Massenet
Werther – Lyric drama in four Acts to a libretto by Édouard Blau, Paul Milliet & Georges Hartmann after Goethe’s novel Die Leiden des jungen Werthers [sung in French with English Met titles by Sonya Friedman]
Charlotte – Isabel Leonard
Sophie – Anna Christy
The Bailiff – Maurizio Muraro
Johann – Philip Cokorinos
Schmidt – Tony Stevenson
Werther – Vittorio Grigolo
Brühlmann – Christopher Job
Käthchen – Sarah Larsen
Albert – David Bizic
Hans – Louis Bailey
Gretel – Helena Abbott
Karl – Daniel Katzman
Clara – Carolina De Salvo
Fritz – Misha Grossman
Max – Henry T. Balaban
Orchestra of the Metropolitan Opera
Edward Gardner
Sir Richard Eyre – Production
Rob Howell – Set & Costume Designer
Peter Mumford – Lighting Designer
Wendall K. Harrington – Video Designer
Sara Erde – Choreographer
Reviewed by: Lewis M. Smoley
Reviewed: 16 February, 2017
Venue: The Metropolitan Opera, Lincoln Center, New York City
Love and Death permeate late-19th-century Romantic Opera – from Wagner’s Tristan und Isolde to Verdi’s Otello – in the French repertoire, few stage-works focus on this duality as strongly as Massenet’s Werther (1892), based upon Goethe’s short but steamy novel, which caused quite a sensation when it appeared more than one-hundred years earlier. It’s the heartrending tale of the unattainable love of a young poet for a married woman (Charlotte) that ends in his suicide, an archetype of the brilliant but doomed artist whose dissatisfaction with the world results in a tragic end.
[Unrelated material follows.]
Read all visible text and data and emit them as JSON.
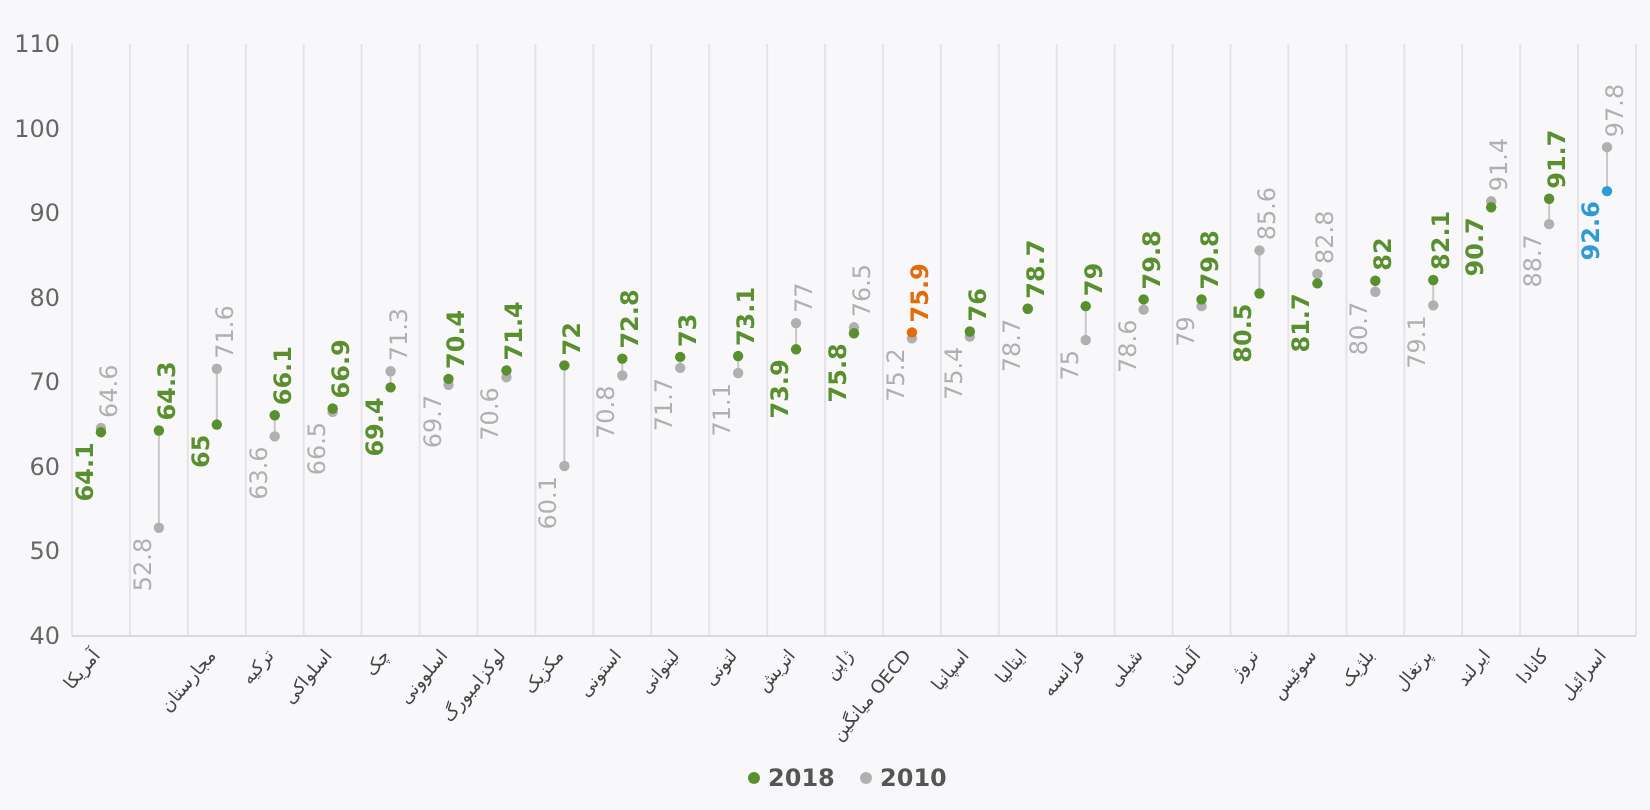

Three years ago Richard Eyre staged Werther for the Met in a basically traditional manner and with cinematography to suggest the change of seasons from midsummer heat to colorful autumn and snowy winter. Even more impressive is how the décor of the ballroom whirls about as Werther and Charlotte join the dancers to celebrate the anniversary of the Pastor’s marriage. Eyre’s penchant for explication results in his fashioning a pantomime during the opening, describing the death of the children’s mother, and the rather lurid suicide of Werther during the entr’acte before Act Four (which is sufficiently suggested by Werther’s blood-stained shirt as he awaits death at the beginning of that Act). Otherwise, the staging is quite effective, avoiding symbolism and other distractions.
Massenet’s idiom does not lend itself to heart-on-sleeve emotions. Thus the music can seem restrained in the face of Werther’s fervent passion and Charlotte’s realization – all too late – that she made a mistake in marrying Albert.
Anna Christy played a perky and playful Sophie (Charlotte’s sister); David Bizic, though slightly wooden in his portrayal of Albert as a military man (if not in Goethe’s story), performed admirably, as did the delightfully light-hearted Maurizio Muraro as The Bailiff. Philip Cokorinos and Tony Stevenson, as the Bailiff’s friends, added to the merriment of the anniversary party.
Edward Gardner led a strong, taut and sometimes riveting performance; he knows just when to keep the orchestra in proper balance with the singers and when to let it loose to enhance a dramatic moment. This Werther could well become a staple in the Met’s repertory.